Some strikers would say that they are advocating for systemic changes that go beyond pay and evaluation. Teachers need to add more counselors and social workers to the list.

In addition to counselors and social workers, student assessment needs to be examined. The validity and reliability of standardized tests is debatable. Currently, it is the measure used for determining many things including promotion (student and teacher) so it does matter. Standardized tests cannot  holistically measure student achievement and are not always indicative of teacher effectiveness either. If teachers don’t like the proposed evaluation system and they think tests do more harm than good, strike against high-stakes testing.

School structure needs to be added to the list. Schools are still using antiquated models that actually impede 21st century learning—the new education craze.
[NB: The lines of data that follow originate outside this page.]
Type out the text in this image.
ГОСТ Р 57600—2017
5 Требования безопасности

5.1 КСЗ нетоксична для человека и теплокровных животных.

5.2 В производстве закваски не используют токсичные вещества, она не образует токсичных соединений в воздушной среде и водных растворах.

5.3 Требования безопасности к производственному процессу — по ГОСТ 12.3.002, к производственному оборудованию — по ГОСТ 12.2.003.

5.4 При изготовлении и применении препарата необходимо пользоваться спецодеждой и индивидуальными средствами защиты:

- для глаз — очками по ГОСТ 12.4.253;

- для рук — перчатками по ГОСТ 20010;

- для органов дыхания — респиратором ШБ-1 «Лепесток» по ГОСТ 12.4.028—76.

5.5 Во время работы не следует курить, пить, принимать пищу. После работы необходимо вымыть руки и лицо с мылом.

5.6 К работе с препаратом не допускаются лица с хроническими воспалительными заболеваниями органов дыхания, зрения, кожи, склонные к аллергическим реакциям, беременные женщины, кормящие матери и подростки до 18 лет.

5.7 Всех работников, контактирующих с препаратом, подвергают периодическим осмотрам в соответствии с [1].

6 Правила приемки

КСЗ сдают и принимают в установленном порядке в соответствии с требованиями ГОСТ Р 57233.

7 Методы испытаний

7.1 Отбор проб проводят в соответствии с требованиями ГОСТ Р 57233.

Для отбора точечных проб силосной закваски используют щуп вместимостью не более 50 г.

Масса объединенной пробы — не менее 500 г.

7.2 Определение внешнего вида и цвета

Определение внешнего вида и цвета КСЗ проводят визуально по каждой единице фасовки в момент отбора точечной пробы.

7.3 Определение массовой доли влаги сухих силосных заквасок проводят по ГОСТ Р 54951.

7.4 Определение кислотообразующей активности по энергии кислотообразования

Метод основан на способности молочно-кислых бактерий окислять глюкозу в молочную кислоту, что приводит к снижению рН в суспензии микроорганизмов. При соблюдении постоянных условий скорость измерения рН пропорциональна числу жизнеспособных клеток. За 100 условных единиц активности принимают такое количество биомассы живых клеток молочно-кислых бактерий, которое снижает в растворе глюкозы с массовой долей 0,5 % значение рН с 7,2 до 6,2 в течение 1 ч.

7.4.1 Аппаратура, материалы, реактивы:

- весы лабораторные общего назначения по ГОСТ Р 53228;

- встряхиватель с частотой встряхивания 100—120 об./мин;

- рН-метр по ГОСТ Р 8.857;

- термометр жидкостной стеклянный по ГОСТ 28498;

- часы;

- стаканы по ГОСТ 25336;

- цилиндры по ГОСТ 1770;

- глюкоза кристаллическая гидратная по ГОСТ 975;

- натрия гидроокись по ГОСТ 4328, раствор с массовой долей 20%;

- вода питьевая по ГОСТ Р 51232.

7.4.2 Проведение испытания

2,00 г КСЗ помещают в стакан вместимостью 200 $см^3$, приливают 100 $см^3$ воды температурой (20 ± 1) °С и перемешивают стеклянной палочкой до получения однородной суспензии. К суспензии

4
Strike to change the structure of  schools, from the bells to the physical classroom settings.

While we’re discussing classrooms, how about cultural incompetence?  Teaching is made more difficult and the drop out rate is increased when students cannot connect to relevant curriculum and responsive teaching. Strike for curricular and instructional changes and development that allow teachers to connect with students.

Let’s add the privatization of public schools to the list. Charters weaken the power of your union by decreasing the number of CPS teachers. They’ve also facilitated deadly consequences for Chicago’s youth. Strike against charter expansion.

Let’s not forget poverty. Students sometimes come to the classroom lacking proper nutrition, with inadequate or no healthcare insurance and coping with traumas one can only imagine. Strike for fair and equitable social policies that affect your students’ lives and influence what happens in your classrooms. How can you think straight or focus if you haven’t eaten?

Teachers and unions have the power to further the national dialogue around teaching and learning.

This strike could mobilize us as a nation to ponder what’s best for students inside and outside the classroom. Teaching is a hard gig, which is why teachers should look beyond the quick reform options and focus on the roots of their concerns. Unions can be used to strike against policy and practice that make teaching more difficult and learning more arduous for kids. As it is now, this strike serves as a missed opportunity for all involved to move forward, together.

Dr. Rema Reynolds is an Associate Professor in Azusa Pacific University’s School Counseling and School Psychology Department and teaches Global Leadership classes abroad. Dr. Reynolds works closely with parents for improved student outcomes and has worked as a consultant for a number of school districts across the country.